Below are five major considerations to review and think about before listing your farmland for sale.
1. Ownership - The first item to consider when listing and selling farmland is who legally owns the property. Oftentimes land may be the sellers but has never been correctly transferred. An example could be land owned by deceased parents. Probate has never occurred therefore the land legally is still owned by the deceased parents. This is an easy fix but could ruin a sale if not handled before placing the property on the market. Other ownership issues arise with heir property. Grandpa verbally left the land to the first born son and that son left the land to his first born son. Due to the lack of a written will all of Grandpa’s children and their descendants have equal ownership in the property. Ownership issues that cloud title need to be resolved before selling the property. Sellers should seek legal counsel experienced in property ownership.

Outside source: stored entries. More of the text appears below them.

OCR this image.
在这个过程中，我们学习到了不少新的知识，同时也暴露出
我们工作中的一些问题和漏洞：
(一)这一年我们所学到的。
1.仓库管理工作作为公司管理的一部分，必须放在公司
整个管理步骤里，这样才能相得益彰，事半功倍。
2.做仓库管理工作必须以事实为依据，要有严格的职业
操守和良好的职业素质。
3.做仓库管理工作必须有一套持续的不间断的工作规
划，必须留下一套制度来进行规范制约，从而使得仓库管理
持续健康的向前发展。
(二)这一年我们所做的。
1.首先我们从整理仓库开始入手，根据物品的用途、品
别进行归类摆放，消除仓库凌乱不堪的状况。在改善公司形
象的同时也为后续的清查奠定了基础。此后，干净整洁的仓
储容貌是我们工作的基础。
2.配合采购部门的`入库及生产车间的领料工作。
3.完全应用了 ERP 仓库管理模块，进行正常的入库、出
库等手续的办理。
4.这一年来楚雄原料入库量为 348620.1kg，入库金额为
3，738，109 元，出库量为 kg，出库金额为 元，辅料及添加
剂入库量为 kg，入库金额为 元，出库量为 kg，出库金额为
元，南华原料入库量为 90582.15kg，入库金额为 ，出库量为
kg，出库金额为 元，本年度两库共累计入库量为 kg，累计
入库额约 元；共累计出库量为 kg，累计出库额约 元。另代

2. Plans for Use of Sale Proceeds - Before listing and selling an owner should define their goals for the sale. Is the seller planning to sell and buy other land? Will the sale proceeds be used to buy other types of assets such as securities, bonds, precious metals, etc.? Will the sale proceeds be used primarily for personal consumption or some mixture of the above? Sellers should seek a certified public account to discuss their sale and tax implications regarding different uses of the sale proceeds.
3. Time Frame for Selling - Sellers must determine their timeframe for listing and selling. This should be determined in conjunction with determining use of sale proceeds. Depending on the timeframe may change the way a seller markets the property and the aggressiveness of a marketing campaign.
4. Environmental Consideration - Preventing environmental issues is the best approach but issues may arise when selling property. Underground storage tanks, agricultural chemical barrels, and oil drums all could cause a property not to sale. Old tires, trash dumps, or old building sites could also be an issue. It is important to review and clean up any environmental issues appropriately before listing and selling. The best approach is to have documentation of property clean up is to hire an environmental engineer to oversee correct clean up.
4. Encumbrances - Oftentimes encumbrances are not disclosed before a sales contract is entered. Not disclosing could cause an agreement to fall through. Encumbrances are not ownership interest but are duties owed to a third party. Examples are easements, deed restrictions, liens, taxes, government contracts, leases, etc. Reviewing property encumbrances before listing is important because they may harm the selling price or ability to sell.
5. Hiring a Real Estate Broker - Working with a broker specialized in land such as an Accredited Farm Manager through the American Society of Farm Managers and Rural Appraisers (ASFMRA) or Accredited Land Consultant through the Realtor Land Institute (RLI) will help a seller maximize the sale to meet the goals and objectives. Only land professionals with experience and commitment to professionalism achieve the aforementioned designations. These land professionals find solutions to fulfill clients goals and objectives.